グローバル人材になるというのはどういうことか。
英語ができるということではないと思います。

では、グローバル人材の定義とは、、、
いろいろと書籍もあるし、ビジネス誌などでいろんな人がコメントされています。
私は、渥美育子さんの「世界で戦える人材」の条件という本が比較的参考になると思っています。

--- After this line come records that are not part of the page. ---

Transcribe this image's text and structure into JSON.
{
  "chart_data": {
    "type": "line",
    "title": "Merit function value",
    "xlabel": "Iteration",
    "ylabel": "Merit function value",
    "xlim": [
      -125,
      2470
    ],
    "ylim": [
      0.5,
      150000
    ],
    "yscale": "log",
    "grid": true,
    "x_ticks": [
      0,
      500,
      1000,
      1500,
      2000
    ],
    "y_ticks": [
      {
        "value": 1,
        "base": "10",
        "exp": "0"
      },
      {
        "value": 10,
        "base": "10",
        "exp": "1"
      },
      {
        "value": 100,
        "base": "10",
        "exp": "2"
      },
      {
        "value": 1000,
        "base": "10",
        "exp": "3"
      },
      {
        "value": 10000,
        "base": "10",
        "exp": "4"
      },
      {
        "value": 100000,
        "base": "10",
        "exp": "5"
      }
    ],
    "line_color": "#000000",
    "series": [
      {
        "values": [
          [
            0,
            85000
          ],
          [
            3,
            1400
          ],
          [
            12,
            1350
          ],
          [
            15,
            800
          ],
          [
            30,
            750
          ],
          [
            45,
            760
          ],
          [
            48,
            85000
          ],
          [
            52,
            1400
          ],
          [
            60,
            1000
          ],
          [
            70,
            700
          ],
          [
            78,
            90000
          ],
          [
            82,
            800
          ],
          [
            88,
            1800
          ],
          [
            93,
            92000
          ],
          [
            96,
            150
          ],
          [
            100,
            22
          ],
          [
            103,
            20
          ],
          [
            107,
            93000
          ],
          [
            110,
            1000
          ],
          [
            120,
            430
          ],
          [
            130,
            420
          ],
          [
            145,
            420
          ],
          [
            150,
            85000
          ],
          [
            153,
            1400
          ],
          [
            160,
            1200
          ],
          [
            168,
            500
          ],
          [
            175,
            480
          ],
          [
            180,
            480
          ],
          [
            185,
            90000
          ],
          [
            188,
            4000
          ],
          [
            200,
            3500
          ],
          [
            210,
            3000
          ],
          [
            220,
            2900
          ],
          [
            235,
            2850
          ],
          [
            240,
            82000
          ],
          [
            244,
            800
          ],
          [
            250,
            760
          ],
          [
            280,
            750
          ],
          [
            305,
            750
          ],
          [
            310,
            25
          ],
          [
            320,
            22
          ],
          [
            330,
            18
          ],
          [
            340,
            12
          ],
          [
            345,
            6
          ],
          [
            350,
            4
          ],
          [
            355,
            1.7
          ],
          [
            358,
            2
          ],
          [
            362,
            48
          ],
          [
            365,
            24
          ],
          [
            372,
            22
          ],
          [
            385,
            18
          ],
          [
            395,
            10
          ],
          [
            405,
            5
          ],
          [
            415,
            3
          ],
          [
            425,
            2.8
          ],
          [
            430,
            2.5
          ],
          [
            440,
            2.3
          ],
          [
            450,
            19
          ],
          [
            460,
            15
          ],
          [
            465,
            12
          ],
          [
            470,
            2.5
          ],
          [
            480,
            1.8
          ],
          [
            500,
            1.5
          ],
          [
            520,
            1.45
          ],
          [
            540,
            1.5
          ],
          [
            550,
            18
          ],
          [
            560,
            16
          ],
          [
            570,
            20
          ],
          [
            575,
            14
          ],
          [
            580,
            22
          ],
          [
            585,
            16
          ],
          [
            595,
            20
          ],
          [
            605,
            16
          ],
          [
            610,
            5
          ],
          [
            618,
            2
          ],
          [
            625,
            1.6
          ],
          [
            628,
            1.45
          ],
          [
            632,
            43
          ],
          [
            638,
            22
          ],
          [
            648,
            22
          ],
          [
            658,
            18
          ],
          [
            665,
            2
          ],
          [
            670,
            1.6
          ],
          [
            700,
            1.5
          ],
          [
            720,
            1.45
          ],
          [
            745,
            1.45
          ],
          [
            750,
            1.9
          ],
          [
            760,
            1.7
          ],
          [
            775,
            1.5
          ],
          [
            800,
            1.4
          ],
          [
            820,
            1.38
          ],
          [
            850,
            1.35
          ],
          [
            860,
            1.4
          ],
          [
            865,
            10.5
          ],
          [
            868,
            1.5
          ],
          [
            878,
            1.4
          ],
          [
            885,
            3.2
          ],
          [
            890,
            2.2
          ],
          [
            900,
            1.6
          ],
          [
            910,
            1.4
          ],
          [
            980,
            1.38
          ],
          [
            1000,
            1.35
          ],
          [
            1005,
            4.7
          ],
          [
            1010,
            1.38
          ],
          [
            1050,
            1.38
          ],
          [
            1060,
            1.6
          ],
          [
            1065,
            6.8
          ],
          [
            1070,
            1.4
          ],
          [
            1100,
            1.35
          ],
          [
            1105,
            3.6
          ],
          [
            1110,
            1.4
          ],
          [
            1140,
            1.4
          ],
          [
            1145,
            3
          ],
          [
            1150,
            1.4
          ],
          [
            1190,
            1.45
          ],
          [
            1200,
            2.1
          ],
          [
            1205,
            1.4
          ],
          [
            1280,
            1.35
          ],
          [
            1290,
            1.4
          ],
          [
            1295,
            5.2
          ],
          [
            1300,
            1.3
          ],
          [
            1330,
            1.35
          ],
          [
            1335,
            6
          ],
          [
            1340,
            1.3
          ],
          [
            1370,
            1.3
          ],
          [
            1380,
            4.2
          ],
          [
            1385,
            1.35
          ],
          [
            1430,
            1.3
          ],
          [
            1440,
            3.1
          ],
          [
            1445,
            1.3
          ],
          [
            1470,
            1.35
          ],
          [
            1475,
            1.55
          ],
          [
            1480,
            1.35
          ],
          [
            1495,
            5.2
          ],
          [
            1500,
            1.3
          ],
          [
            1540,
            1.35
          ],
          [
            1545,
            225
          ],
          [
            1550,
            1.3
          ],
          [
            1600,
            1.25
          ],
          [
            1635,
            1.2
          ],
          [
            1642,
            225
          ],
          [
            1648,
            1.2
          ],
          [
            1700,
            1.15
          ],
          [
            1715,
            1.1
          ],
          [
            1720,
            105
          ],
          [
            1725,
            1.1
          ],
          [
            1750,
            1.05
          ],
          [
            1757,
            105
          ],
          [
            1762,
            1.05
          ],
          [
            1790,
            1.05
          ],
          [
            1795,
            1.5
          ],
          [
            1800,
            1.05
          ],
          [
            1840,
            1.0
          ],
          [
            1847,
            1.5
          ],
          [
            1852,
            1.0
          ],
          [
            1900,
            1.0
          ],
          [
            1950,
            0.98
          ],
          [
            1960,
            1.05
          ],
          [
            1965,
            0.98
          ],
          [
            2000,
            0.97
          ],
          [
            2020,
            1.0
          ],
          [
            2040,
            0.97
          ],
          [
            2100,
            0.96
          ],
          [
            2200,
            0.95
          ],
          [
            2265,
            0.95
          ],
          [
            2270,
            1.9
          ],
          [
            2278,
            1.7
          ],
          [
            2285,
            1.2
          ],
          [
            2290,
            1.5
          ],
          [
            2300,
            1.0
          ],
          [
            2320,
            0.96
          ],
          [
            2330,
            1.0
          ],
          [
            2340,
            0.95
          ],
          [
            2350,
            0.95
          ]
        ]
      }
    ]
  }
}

以前に自分の部下たちに「グローバル人材」について講和をしたときのメッセージのポイントをまとめておきます。

 

国際競争力

globalcomparison

競争力指数=売上高営業利益率x世界シェアx100(出展:日本機械輸出組合)

いくつかの実例

 

  • この20年間でフォーチュンGlobal500社の中の日本企業数が4割減
  • GDPが中国に抜かれ世界第3位に
  • 日本の電機メーカーの長期低迷
  • ドイツ人上司のひとこと「日本っていつも特別なんだな。」(私の実体験)

グローバル化の誤解

 

英語力、コミュニケーション (50%以上の人がこう答える)

グローバル化とは

 

世界共通の価値(グローバルスタンダード)を理解し、世界の変化に連動し、多様性(各国への対応)を理解しつつ、日本の良さを生かして、世界でビジネスをしていくこと

日本のDNA

 

良いところ
  • モノ作り
    品質へのこだわり、魂をこめる
  • チームワーク
    あ・うんの呼吸、気配り
  • 人間関係
    お客様は神様
悪いところ
  • 英語力
  • 意思決定が遅い
    持ち帰って検討、コンセンサスで決定 世界の変化と連動していない
  • 横並び主義、減点主義
    チャレンジしない
  • 極度に進んだ分業
    個が伸び悩む、当事者意識の欠如
  • 意外に弱いIT

悪いところを認識することも重要だが、良いところを更に生かすことも重要

グローバル人材になるために

文化の世界地図を理解する 世界は4つの文化コード(文化の世界地図:渥美育子)
  • 法的規範 : ルールが社会の中心。アメリカ、カナダなど
  • 道徳的規範 : 人間関係重視。日本、アジア、カトリック系
  • 宗教的規範 : 強い団結力。イスラム圏
  • ミックス : 2つ以上の文化が混在。
世界で統一されたルールを重視
  • 米国でのトヨタのリコール
  • 矢崎総業、デンソーの米国での独禁法違反
  • 2012年1年間で日本企業が支払った罰金:約2200億円

英語教育だけでなく、先進国、新興国でのグロールビジネス展開の成功事例、失敗事例を学習することで、文化のギャップや統一基準を理解する。

変化(イノベーション)を起こす人

当事者意識を強める
  • 常に“私が”を主語で話す(→主語があいまいな日本語?)
  • コミットする(→目標面談でコミット意識向上)
  • 自分で決める
熱烈な好奇心が変化を生む
  • イノベーションは強い好奇心から生まれている→好奇心は“なぜ”の繰り返し
  • 新しい課題を自ら作り出す→“課題を見つける”から“あえて作る”
情報戦略で知識を広げ活用する
  • どんな情報を取れば決定できるかを考えて情報をとる
  • “なぜ?”を考えて情報収集する→いつも本質を考える

危険がいっぱい:チェックリスト

すべてを知る必要の無いエンジニアの悲劇
  • システムが複雑化して、エンジニア一人一人の役割が低減
  • 機能組織による効率追求で専門分野の細分化
  • 深い深い井の中の蛙
  • すべてを知らない先輩から、教えられる悲劇
  • XXの専門家といわれる危険
組織に埋没し、飼い殺しにされる危険
  • 雑用ばかりの新人時代
  • あれはやったか?これは済んだか?の教育ママ的監視
  • 上司の指示通りに動いていればいいという暗黙の理解
  • 上司からの指示がなければ何をしていいかわからない中堅社員
会社に自分の人生を決めさせている危険
  • 受身のままの会社生活での時間の無駄
  • 自分の将来に対して戦略をつくる
  • 自分の市場価値を理解する
    レジメを書いてみる
    自社の同期入社がライバルではない。アップル、サムスンにいる同世代は何をしている?